Sodomy Law: Pennsylvania, 1693

Death for "buggery"?

While William Penn, temporarily in disfavor with William and Mary, was suspended from power for two years, the Royal governor appointed to replace him repealed most prior legislation, including the non-capital Pennsylvania sodomy law of 1682.(1)

No new sodomy law was passed during the Royal governor's less-than-two-year reign, and the English buggery law was perhaps considered in force. When William Penn returned to Royal favor, the governor he appointed ruled according to the non-capital sodomy statute of 1682.

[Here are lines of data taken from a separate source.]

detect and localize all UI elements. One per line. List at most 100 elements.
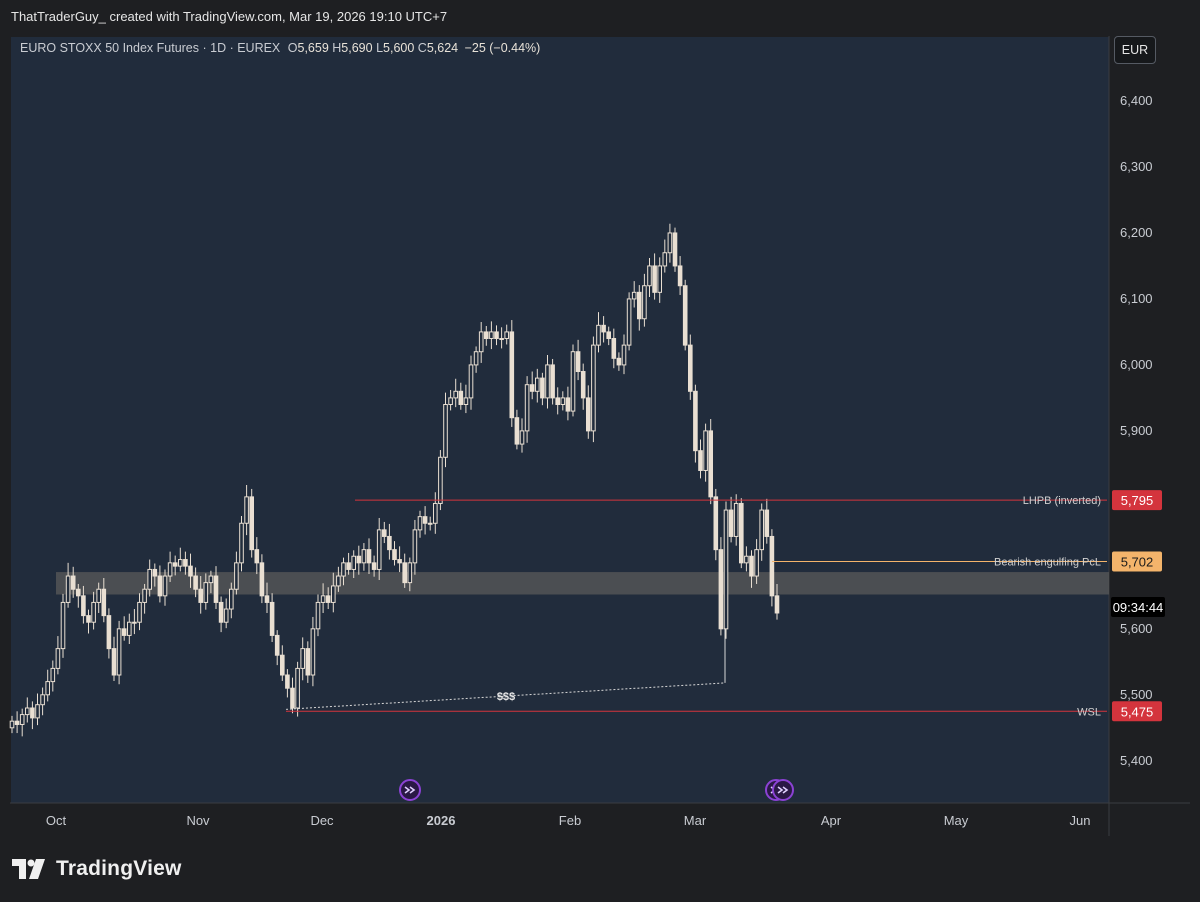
candle-bullish <box>443 403 448 458</box>
candle-bullish <box>723 509 729 630</box>
candle-bearish <box>616 357 622 366</box>
candle-bearish <box>346 562 351 570</box>
price-tick-label: 5,600 <box>1120 621 1153 636</box>
currency-button[interactable]: EUR <box>1114 36 1156 64</box>
candle-bullish <box>407 562 413 584</box>
candle-bullish <box>116 628 122 676</box>
candle-bullish <box>427 522 433 525</box>
time-tick-label: Jun <box>1070 813 1091 828</box>
candle-bullish <box>178 559 183 567</box>
candle-bearish <box>285 674 290 689</box>
candle-bullish <box>468 364 474 399</box>
candle-bullish <box>315 601 321 630</box>
candle-bearish <box>397 559 402 564</box>
low-label: L <box>376 41 384 55</box>
candle-bullish <box>162 575 168 597</box>
price-tick-label: 6,400 <box>1120 93 1153 108</box>
candle-bearish <box>708 430 714 498</box>
price-tick-label: 5,900 <box>1120 423 1153 438</box>
candle-bearish <box>259 562 265 597</box>
candle-bullish <box>25 707 30 716</box>
candle-bearish <box>739 502 744 564</box>
candle-bearish <box>152 568 158 577</box>
price-tick-label: 6,100 <box>1120 291 1153 306</box>
candle-bullish <box>499 338 504 341</box>
bearish-engulfing-label: Bearish engulfing PcL <box>994 557 1101 569</box>
time-tick-label: Oct <box>46 813 67 828</box>
open-value: 5,659 <box>297 41 329 55</box>
candle-bullish <box>55 648 61 669</box>
candle-bullish <box>438 456 443 504</box>
candle-bullish <box>657 265 663 293</box>
candle-bearish <box>382 529 387 537</box>
countdown-badge-bg <box>1111 597 1165 617</box>
candle-bullish <box>631 291 637 300</box>
candle-bullish <box>142 588 147 603</box>
lhpb-price-badge: 5,795 <box>1121 493 1154 508</box>
candle-bullish <box>463 397 469 405</box>
candle-bullish <box>478 331 484 353</box>
candle-bullish <box>208 575 214 584</box>
close-label: C <box>417 41 427 55</box>
candle-bullish <box>336 575 341 587</box>
candle-bullish <box>223 608 229 623</box>
candle-bearish <box>402 562 407 584</box>
event-marker-icon-arrow-icon <box>777 786 789 794</box>
candle-bearish <box>325 595 331 603</box>
candle-bearish <box>274 634 280 656</box>
bearish-engulfing-price-badge-bg <box>1112 551 1162 572</box>
candle-bearish <box>550 364 555 399</box>
candle-bearish <box>172 562 178 567</box>
candle-bullish <box>331 585 336 603</box>
high-value: 5,690 <box>341 41 373 55</box>
candle-bullish <box>40 694 45 706</box>
candle-bearish <box>586 397 591 432</box>
candle-bearish <box>514 417 520 445</box>
candle-bearish <box>718 549 724 630</box>
candle-bullish <box>412 529 418 564</box>
candle-bullish <box>239 522 244 564</box>
candle-bullish <box>96 588 102 603</box>
time-tick-label: Apr <box>821 813 842 828</box>
candle-bullish <box>621 344 627 366</box>
candle-bullish <box>341 562 346 577</box>
candle-bearish <box>529 384 535 392</box>
candle-bearish <box>30 707 35 719</box>
candle-bearish <box>540 377 545 399</box>
price-tick-label: 6,000 <box>1120 357 1153 372</box>
candle-bearish <box>601 324 606 333</box>
candle-bearish <box>280 654 285 676</box>
candle-bearish <box>387 535 392 551</box>
candle-bullish <box>127 621 132 636</box>
candle-bullish <box>545 364 550 399</box>
candle-bearish <box>672 232 678 267</box>
candle-bearish <box>183 559 188 567</box>
candle-bearish <box>249 496 254 551</box>
candle-bearish <box>213 575 219 603</box>
candle-bullish <box>50 667 56 683</box>
candle-bullish <box>361 549 367 564</box>
candle-bearish <box>157 575 163 597</box>
candle-bullish <box>203 582 209 603</box>
candle-bullish <box>310 628 316 676</box>
candle-bearish <box>769 535 775 597</box>
candle-bullish <box>744 555 749 564</box>
candle-bullish <box>596 324 601 346</box>
attribution-text: ThatTraderGuy_ created with TradingView.… <box>11 9 448 24</box>
candle-bearish <box>611 338 617 359</box>
countdown-badge: 09:34:44 <box>1113 600 1164 615</box>
plot-area[interactable] <box>11 37 1109 803</box>
tradingview-logo-icon <box>12 859 45 879</box>
candle-bullish <box>448 397 453 405</box>
symbol-legend: EURO STOXX 50 Index Futures · 1D · EUREX… <box>20 38 540 58</box>
candle-bearish <box>764 509 770 537</box>
event-marker-icon-arrow-icon <box>404 786 416 794</box>
candle-bullish <box>9 720 15 729</box>
time-tick-label: Mar <box>684 813 707 828</box>
candle-bullish <box>167 562 173 577</box>
candle-bullish <box>320 595 326 603</box>
candle-bullish <box>45 681 51 696</box>
candle-bullish <box>667 232 673 254</box>
attribution-bar: ThatTraderGuy_ created with TradingView.… <box>0 0 1200 36</box>
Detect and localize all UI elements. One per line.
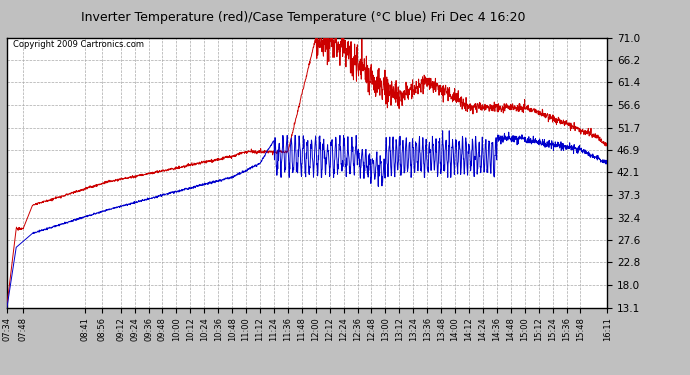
- Text: Copyright 2009 Cartronics.com: Copyright 2009 Cartronics.com: [13, 40, 144, 49]
- Text: Inverter Temperature (red)/Case Temperature (°C blue) Fri Dec 4 16:20: Inverter Temperature (red)/Case Temperat…: [81, 11, 526, 24]
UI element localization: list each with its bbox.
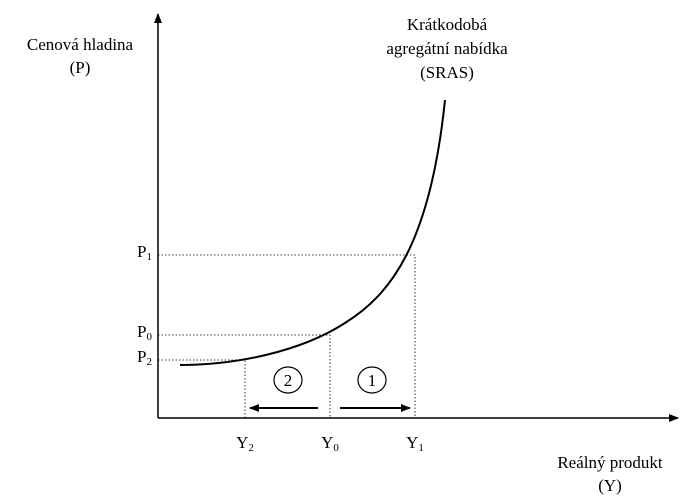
shift-circle: [273, 366, 303, 394]
tick-label: P0: [137, 322, 152, 343]
sras-curve: [179, 99, 446, 366]
tick-letter: Y: [406, 433, 418, 452]
y-axis-label: (P): [70, 58, 91, 77]
x-axis-label: Reálný produkt: [557, 453, 663, 472]
shift-label: 2: [284, 371, 293, 390]
tick-letter: P: [137, 242, 146, 261]
shift-circle: [357, 366, 387, 394]
shift-label: 1: [368, 371, 377, 390]
tick-subscript: 1: [418, 442, 424, 454]
guide-p1-y1: [158, 254, 416, 418]
tick-subscript: 0: [147, 331, 153, 343]
tick-subscript: 2: [147, 356, 153, 368]
x-axis-label: (Y): [598, 476, 622, 495]
curve-label: (SRAS): [420, 63, 474, 82]
tick-subscript: 2: [248, 442, 254, 454]
tick-letter: Y: [236, 433, 248, 452]
tick-label: P1: [137, 242, 152, 263]
curve-label: Krátkodobá: [407, 15, 488, 34]
tick-subscript: 1: [147, 251, 153, 263]
guide-p2-y2: [158, 359, 246, 418]
tick-label: Y1: [406, 433, 424, 454]
tick-letter: P: [137, 347, 146, 366]
tick-label: Y2: [236, 433, 254, 454]
tick-letter: P: [137, 322, 146, 341]
tick-letter: Y: [321, 433, 333, 452]
y-axis-label: Cenová hladina: [27, 35, 134, 54]
tick-label: P2: [137, 347, 152, 368]
tick-label: Y0: [321, 433, 339, 454]
curve-label: agregátní nabídka: [386, 39, 508, 58]
guide-p0-y0: [158, 334, 331, 418]
tick-subscript: 0: [333, 442, 339, 454]
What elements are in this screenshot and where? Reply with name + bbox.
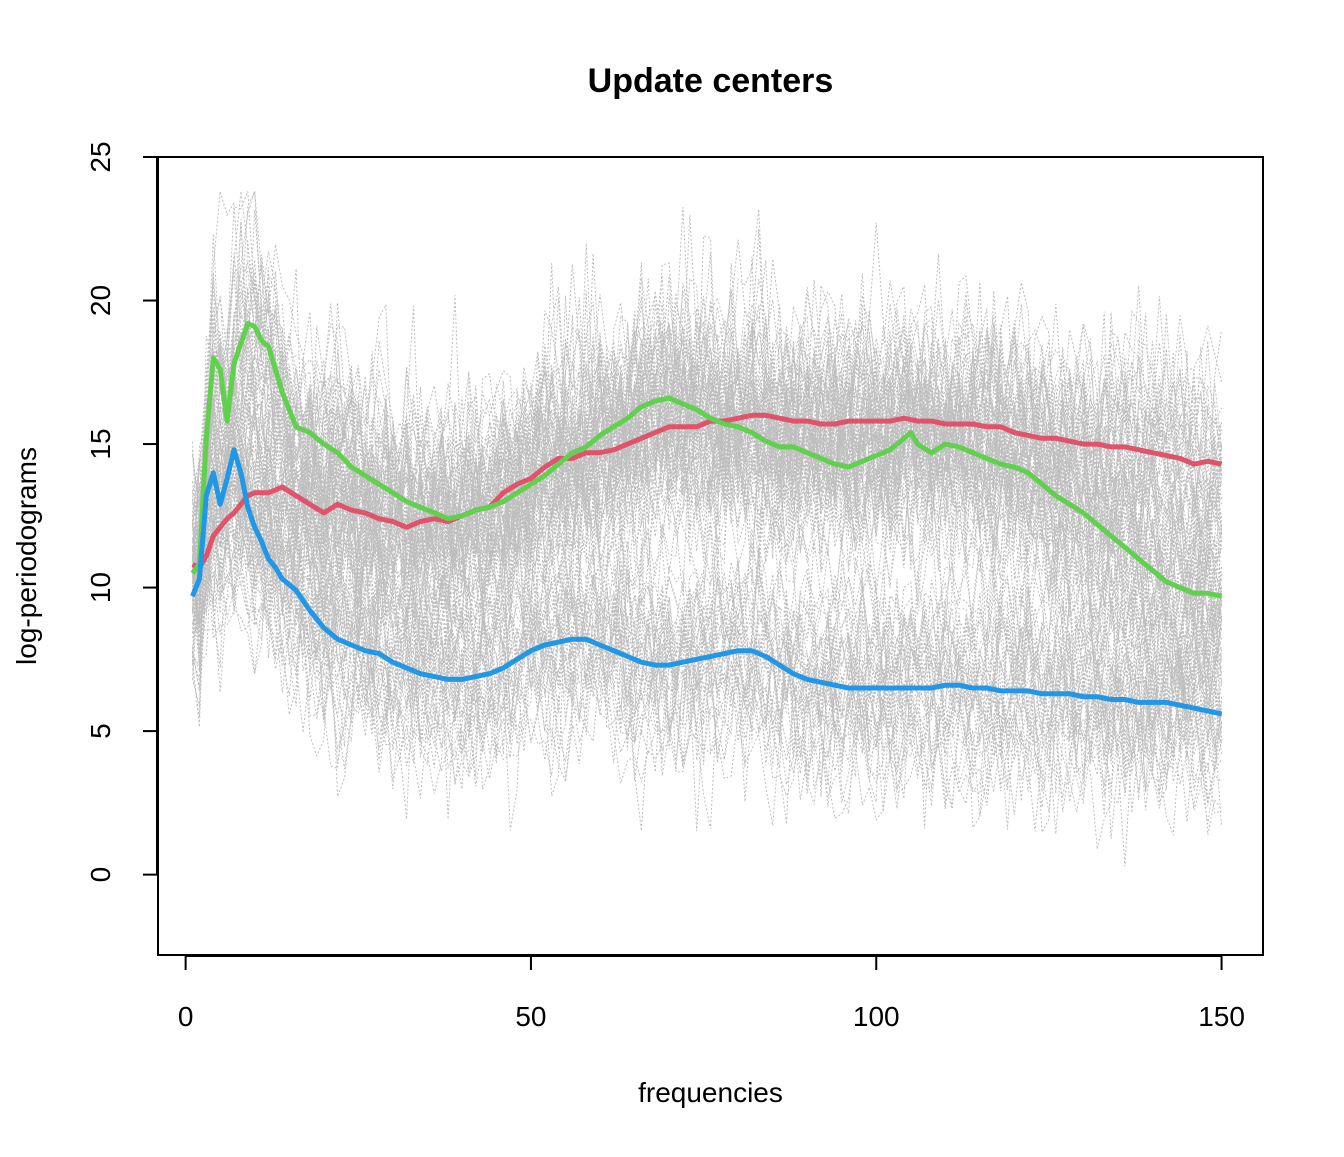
center-series-group xyxy=(190,321,1223,717)
background-curve xyxy=(192,409,1223,623)
background-curve xyxy=(192,282,1222,658)
background-curve xyxy=(192,436,1223,850)
background-curve xyxy=(192,444,1223,790)
x-axis-label: frequencies xyxy=(638,1077,783,1108)
background-curve xyxy=(192,394,1223,793)
background-curve xyxy=(192,402,1223,809)
background-series-group xyxy=(192,191,1223,867)
background-curve xyxy=(192,299,1223,562)
background-curve xyxy=(192,469,1223,781)
y-axis: 0 5 10 15 20 25 xyxy=(85,141,158,883)
background-curve xyxy=(192,398,1223,812)
background-curve xyxy=(192,387,1223,808)
background-curve xyxy=(192,411,1223,713)
background-curve xyxy=(192,272,1222,719)
background-curve xyxy=(192,544,1222,836)
background-curve xyxy=(192,356,1223,691)
background-curve xyxy=(192,405,1223,635)
x-tick-label: 150 xyxy=(1198,1001,1245,1032)
background-curve xyxy=(192,279,1223,614)
background-curve xyxy=(192,326,1223,752)
center-series-1 xyxy=(191,412,1223,570)
y-tick-label: 20 xyxy=(85,285,116,316)
background-curve xyxy=(192,326,1223,577)
center-series-2 xyxy=(190,321,1223,599)
background-curve xyxy=(192,209,1223,721)
y-tick-label: 15 xyxy=(85,428,116,459)
background-curve xyxy=(192,209,1223,630)
background-curve xyxy=(192,302,1222,629)
background-curve xyxy=(192,260,1222,599)
background-curve xyxy=(192,254,1223,624)
background-curve xyxy=(192,322,1223,550)
background-curve xyxy=(192,406,1223,816)
background-curve xyxy=(192,252,1223,596)
x-tick-label: 50 xyxy=(515,1001,546,1032)
background-curve xyxy=(192,359,1223,835)
background-curve xyxy=(192,277,1223,639)
background-curve xyxy=(192,393,1223,832)
background-curve xyxy=(192,394,1223,633)
background-curve xyxy=(192,222,1223,708)
background-curve xyxy=(192,222,1223,643)
background-curve xyxy=(192,293,1223,680)
background-curve xyxy=(192,287,1223,756)
background-curve xyxy=(192,440,1223,814)
background-curve xyxy=(192,292,1223,660)
background-curve xyxy=(192,402,1223,631)
background-curve xyxy=(192,427,1223,815)
y-tick-label: 5 xyxy=(85,723,116,739)
background-curve xyxy=(192,436,1222,825)
background-curve xyxy=(192,348,1223,672)
background-curve xyxy=(192,411,1222,718)
x-axis: 0 50 100 150 xyxy=(178,955,1245,1032)
x-tick-label: 0 xyxy=(178,1001,194,1032)
center-series-3 xyxy=(190,447,1223,717)
background-curve xyxy=(192,406,1223,761)
y-tick-label: 0 xyxy=(85,867,116,883)
background-curve xyxy=(192,338,1223,656)
background-curve xyxy=(192,410,1223,780)
x-tick-label: 100 xyxy=(853,1001,900,1032)
y-tick-label: 10 xyxy=(85,572,116,603)
y-axis-label: log-periodograms xyxy=(11,447,42,665)
y-tick-label: 25 xyxy=(85,141,116,172)
chart-title: Update centers xyxy=(588,62,834,100)
background-curve xyxy=(192,191,1223,626)
background-curve xyxy=(192,244,1223,657)
background-curve xyxy=(192,284,1223,640)
background-curve xyxy=(192,377,1223,691)
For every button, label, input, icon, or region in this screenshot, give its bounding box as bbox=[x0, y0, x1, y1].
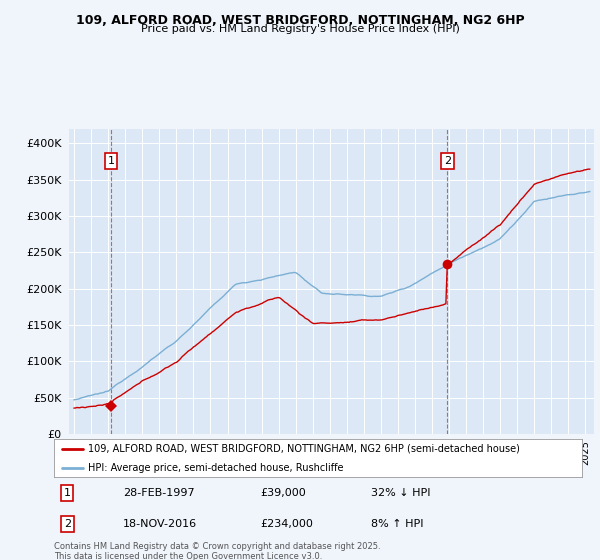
Text: 28-FEB-1997: 28-FEB-1997 bbox=[122, 488, 194, 498]
Text: 109, ALFORD ROAD, WEST BRIDGFORD, NOTTINGHAM, NG2 6HP (semi-detached house): 109, ALFORD ROAD, WEST BRIDGFORD, NOTTIN… bbox=[88, 444, 520, 454]
Text: HPI: Average price, semi-detached house, Rushcliffe: HPI: Average price, semi-detached house,… bbox=[88, 463, 344, 473]
Text: 2: 2 bbox=[64, 519, 71, 529]
Text: £234,000: £234,000 bbox=[260, 519, 313, 529]
Text: 109, ALFORD ROAD, WEST BRIDGFORD, NOTTINGHAM, NG2 6HP: 109, ALFORD ROAD, WEST BRIDGFORD, NOTTIN… bbox=[76, 14, 524, 27]
Text: 1: 1 bbox=[64, 488, 71, 498]
Text: 32% ↓ HPI: 32% ↓ HPI bbox=[371, 488, 430, 498]
Text: 8% ↑ HPI: 8% ↑ HPI bbox=[371, 519, 424, 529]
Text: £39,000: £39,000 bbox=[260, 488, 305, 498]
Text: 2: 2 bbox=[443, 156, 451, 166]
Text: Contains HM Land Registry data © Crown copyright and database right 2025.
This d: Contains HM Land Registry data © Crown c… bbox=[54, 542, 380, 560]
Text: Price paid vs. HM Land Registry's House Price Index (HPI): Price paid vs. HM Land Registry's House … bbox=[140, 24, 460, 34]
Text: 1: 1 bbox=[107, 156, 115, 166]
Text: 18-NOV-2016: 18-NOV-2016 bbox=[122, 519, 197, 529]
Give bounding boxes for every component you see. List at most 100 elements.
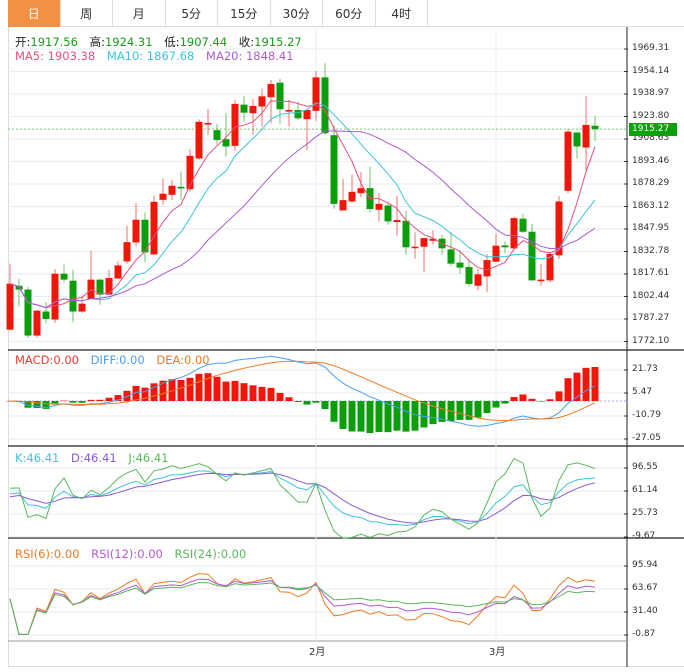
- close-label: 收:: [238, 35, 255, 49]
- price-tick-label: 1908.63: [632, 133, 670, 143]
- tab-7[interactable]: 4时: [376, 0, 428, 27]
- candle-up: [393, 220, 401, 223]
- price-tick-label: 1969.31: [632, 43, 670, 53]
- ma20-value: MA20: 1848.41: [206, 49, 294, 63]
- macd-bar: [87, 399, 95, 401]
- macd-bar: [582, 367, 590, 401]
- candle-up: [285, 109, 293, 112]
- rsi-tick-label: 31.40: [632, 606, 658, 616]
- price-tick-label: 1817.61: [632, 268, 670, 278]
- macd-tick-label: -27.05: [632, 433, 662, 443]
- price-tick-label: 1863.12: [632, 200, 670, 211]
- candle-up: [159, 193, 167, 200]
- macd-bar: [60, 400, 68, 402]
- macd-bar: [537, 401, 545, 402]
- candle-up: [564, 131, 572, 191]
- candle-down: [60, 273, 68, 280]
- macd-bar: [312, 401, 320, 403]
- candle-up: [6, 283, 14, 330]
- candle-up: [555, 201, 563, 256]
- macd-bar: [213, 376, 221, 401]
- macd-bar: [96, 399, 104, 401]
- macd-bar: [132, 385, 140, 401]
- kdj-legend: K:46.41 D:46.41 J:46.41: [15, 451, 177, 465]
- macd-value: MACD:0.00: [15, 353, 79, 367]
- price-tick-label: 1878.29: [632, 178, 670, 188]
- macd-bar: [249, 385, 257, 401]
- k-line: [9, 470, 596, 526]
- rsi6-value: RSI(6):0.00: [15, 547, 80, 561]
- price-tick-label: 1787.27: [632, 313, 670, 323]
- macd-bar: [591, 366, 599, 401]
- macd-bar: [159, 380, 167, 401]
- rsi12-value: RSI(12):0.00: [91, 547, 163, 561]
- tab-0[interactable]: 日: [8, 0, 61, 27]
- macd-bar: [492, 401, 500, 408]
- tab-3[interactable]: 5分: [166, 0, 218, 27]
- kdj-tick-label: -9.67: [632, 531, 656, 541]
- candle-up: [357, 188, 365, 194]
- macd-tick-label: -10.79: [632, 410, 662, 420]
- macd-bar: [438, 401, 446, 422]
- candle-down: [96, 279, 104, 295]
- candle-up: [33, 310, 41, 336]
- rsi12-line: [9, 578, 596, 635]
- tab-2[interactable]: 月: [113, 0, 166, 27]
- macd-bar: [42, 401, 50, 409]
- price-tick-label: 1832.78: [632, 245, 670, 256]
- macd-bar: [195, 373, 203, 401]
- tab-1[interactable]: 周: [61, 0, 113, 27]
- candle-up: [375, 203, 383, 210]
- macd-bar: [258, 386, 266, 401]
- macd-bar: [321, 401, 329, 410]
- macd-bar: [366, 401, 374, 434]
- macd-bar: [429, 401, 437, 425]
- macd-bar: [204, 373, 212, 401]
- macd-bar: [465, 401, 473, 420]
- ma-legend: MA5: 1903.38 MA10: 1867.68 MA20: 1848.41: [15, 49, 302, 63]
- macd-bar: [348, 401, 356, 432]
- ohlc-legend: 开:1917.56 高:1924.31 低:1907.44 收:1915.27: [15, 34, 310, 50]
- macd-bar: [564, 378, 572, 401]
- macd-bar: [123, 390, 131, 401]
- d-line: [9, 472, 596, 524]
- macd-bar: [240, 383, 248, 401]
- candle-up: [150, 201, 158, 255]
- candle-up: [411, 246, 419, 249]
- ma20-line: [9, 130, 596, 309]
- macd-bar: [177, 379, 185, 401]
- macd-bar: [285, 397, 293, 401]
- macd-bar: [33, 401, 41, 409]
- macd-bar: [501, 401, 509, 404]
- candle-up: [303, 109, 311, 120]
- price-tick-label: 1802.44: [632, 290, 670, 301]
- open-label: 开:: [15, 35, 31, 49]
- d-value: D:46.41: [71, 451, 117, 465]
- dea-line: [9, 360, 596, 422]
- low-label: 低:: [164, 35, 180, 49]
- macd-bar: [357, 401, 365, 432]
- candle-up: [312, 77, 320, 111]
- candle-down: [447, 249, 455, 264]
- rsi24-line: [9, 582, 596, 635]
- candle-down: [294, 109, 302, 119]
- macd-bar: [384, 401, 392, 433]
- candle-down: [330, 135, 338, 204]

The next revision of Pennsylvania sodomy law was in 1700.

 

References

  1. Jonathan Ned Katz, Gay/Lesbian Almanac (NY: Harper & Row, 1983), p. 121, citing Straughton, pp. 539-58; James T. Mitchell and Henry Flanders, eds., The Statutes at Large of Pennsylvania from 1682 to 1801 (Harrisburg: Clarence M. Busch, 1896), vol. 2, pp. 8, 79, 183-84; vol. 3, p. 202: Gail McKnight Beekman, ed., The Statutes at Large of Pennsylvania in the Time of William Penn (New York: 1976), vol. I, pp. 9, 176.